In a previous statement on the demonstrations, Rubio's office said the Tampa location has two employees and serves a number of counties, "yet they have met with dozens of these liberal activists."
"This is nothing more than a strategy outlined in an online activist manual to carry out 'mass office calling,'" the statement said. "Their goal is to flood offices with calls and emails and then go to the press and claim they aren't getting a response."
The management at Bridgeport Center placed barricades and stationed security guards in front of the building and at parking lot entrances to keep demonstrators off the property.
But the presence of the groups along the public sidewalk has still created problems for visitors and tenants making their way in an out of the building and trying to work, Williams said. The building has 21 tenants occupying roughly 180,000 square feet. Rubio has been a tenant since February 2014.
"It's not political," Williams said of the decision. "It's for no other reason than good office management. Our duty is to keep a good peaceful office building environment for our tenants and that's not what they bargained for."
Rubio also has offices in Orlando, Miami, Jacksonville, Pensacola, Tallahassee and Palm Beach.
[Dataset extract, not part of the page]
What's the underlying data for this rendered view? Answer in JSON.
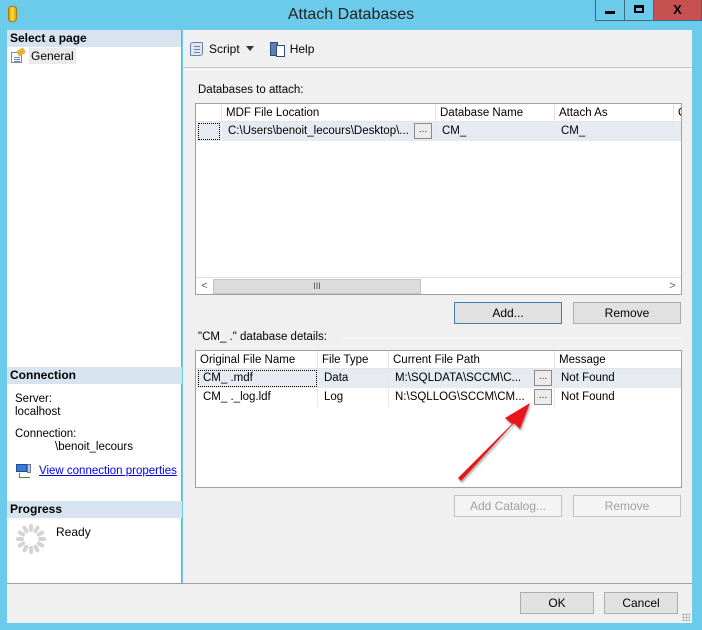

U.S. Sen. Bill Nelson has an office in the Sam M. Gibbons U.S. Courthouse building on Florida Avenue in downtown Tampa. But the Democratic senator has not yet drawn demonstrations.
Representatives for two tenants in the building reached by the Tampa Bay Times declined to comment Tuesday. Others didn't immediately return messages.
Indivisible Tampa co-founder Michael Broache said the demonstrators never intended to get Rubio kicked out of his office.
"Our intention is to make sure the senator hears our voices and acknowledges the concerns of his constituents," said Broache, 32. "Unfortunately, we've requested town halls and he's indicated he's unwilling to do that at this point, so that's why we've been present."
Broache said he hopes Rubio's office can find another site as centrally located as the current office, which attracts demonstrators from throughout west central Florida. Rubio's staff has been polite and accommodating to constituents who have made appointments, he said.
"But ultimately our goal is to engage with Sen. Rubio himself," Broache said. "He's the one making these policy decisions."